We are developing a new spell checker Nuspell. This a pure C++ implementation and the successor to Hunspell, while supporting existing Hunspell language files. Nuspell is supported by Mozilla and will find its way into browsers, text editors and IDEs, but it has also a shared library and command line tool that is used by other services.

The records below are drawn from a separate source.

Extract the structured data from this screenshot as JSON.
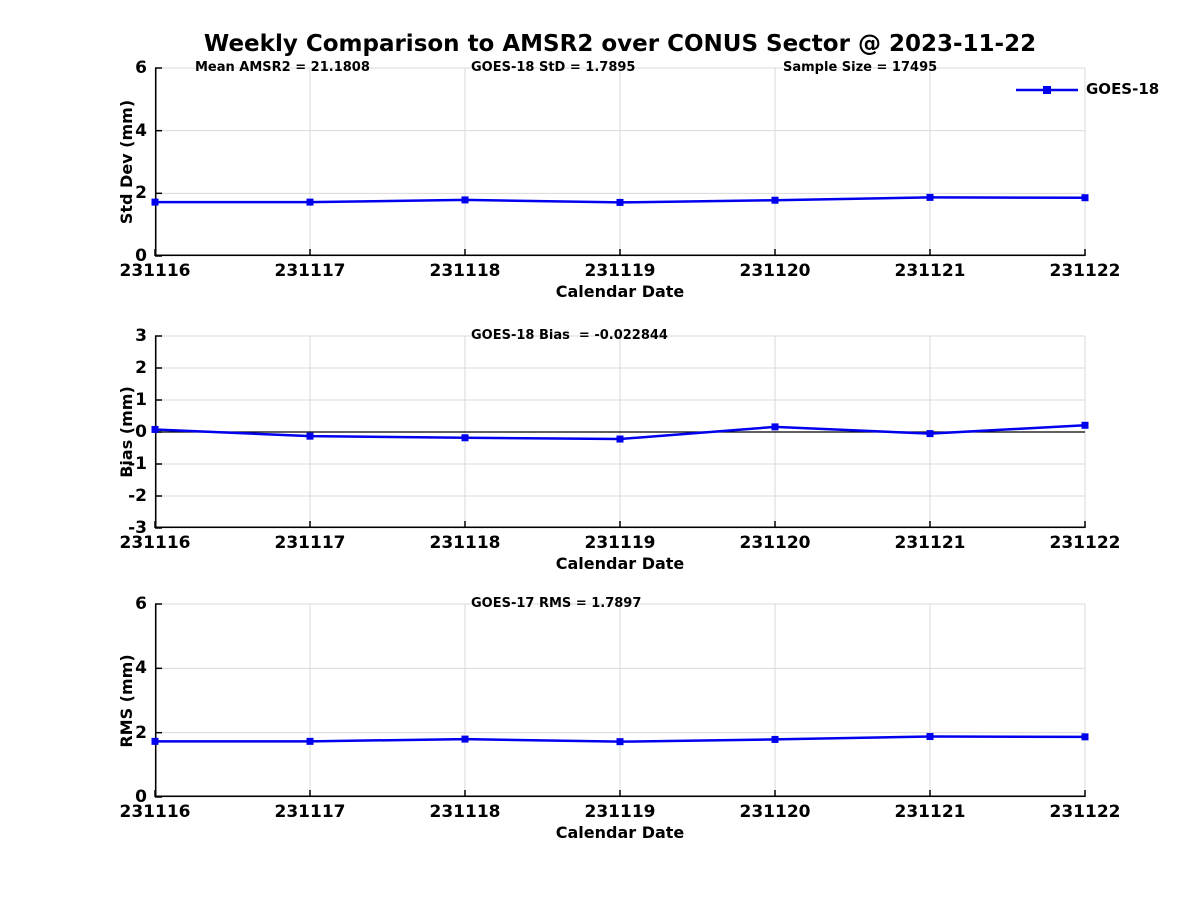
{
  "title": "Weekly Comparison to AMSR2 over CONUS Sector @ 2023-11-22",
  "legend": {
    "label": "GOES-18"
  },
  "colors": {
    "line": "#0000ee",
    "grid": "#d9d9d9",
    "axis": "#000000",
    "text": "#000000"
  },
  "chart_data": [
    {
      "type": "line",
      "name": "std-dev-subplot",
      "x": [
        "231116",
        "231117",
        "231118",
        "231119",
        "231120",
        "231121",
        "231122"
      ],
      "series": [
        {
          "name": "GOES-18",
          "values": [
            1.72,
            1.72,
            1.79,
            1.71,
            1.78,
            1.87,
            1.86
          ]
        }
      ],
      "ylabel": "Std Dev (mm)",
      "xlabel": "Calendar Date",
      "ylim": [
        0,
        6
      ],
      "yticks": [
        0,
        2,
        4,
        6
      ],
      "grid": true,
      "zero_line": false,
      "legend_position": "top-right",
      "annotations": [
        "Mean AMSR2 = 21.1808",
        "GOES-18 StD = 1.7895",
        "Sample Size = 17495"
      ]
    },
    {
      "type": "line",
      "name": "bias-subplot",
      "x": [
        "231116",
        "231117",
        "231118",
        "231119",
        "231120",
        "231121",
        "231122"
      ],
      "series": [
        {
          "name": "GOES-18",
          "values": [
            0.08,
            -0.13,
            -0.18,
            -0.22,
            0.16,
            -0.05,
            0.21
          ]
        }
      ],
      "ylabel": "Bias (mm)",
      "xlabel": "Calendar Date",
      "ylim": [
        -3,
        3
      ],
      "yticks": [
        -3,
        -2,
        -1,
        0,
        1,
        2,
        3
      ],
      "grid": true,
      "zero_line": true,
      "annotations": [
        "GOES-18 Bias  = -0.022844"
      ]
    },
    {
      "type": "line",
      "name": "rms-subplot",
      "x": [
        "231116",
        "231117",
        "231118",
        "231119",
        "231120",
        "231121",
        "231122"
      ],
      "series": [
        {
          "name": "GOES-18",
          "values": [
            1.73,
            1.73,
            1.8,
            1.72,
            1.79,
            1.88,
            1.87
          ]
        }
      ],
      "ylabel": "RMS (mm)",
      "xlabel": "Calendar Date",
      "ylim": [
        0,
        6
      ],
      "yticks": [
        0,
        2,
        4,
        6
      ],
      "grid": true,
      "zero_line": false,
      "annotations": [
        "GOES-17 RMS = 1.7897"
      ]
    }
  ]
}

Of course we would like it to run on FreeBSD too. We have started building on FreeBSD but have run into a small issue. Hopefully someone from the FreeBSD community can help with https://github.com/hunspell/nuspell/issues/15

For more project updates on Nuspell, see:

https://github.com/hunspell/nuspell
https://www.facebook.com/nuspell
https://twitter.com/nuspell1


----------



## cpm@ (Jun 13, 2018)

textproc/nuspell  is ready to be tested.

https://github.com/cpu82/nuspell

Subsequently after having a positive review I'll commit nuspell to the ports tree.


----------



## Pander (Jun 13, 2018)

Thank you for you help. Please note that Nuspell is still in development. Only include its port in the stable repositories once version 2.0 has been released officially.


----------



## cpm@ (Jun 14, 2018)

Pander said:


> Thank you for you help. Please note that Nuspell is still in development. Only include its port in the stable repositories once version 2.0 has been released officially.



I will keep it until the official release announcement.

Thanks


----------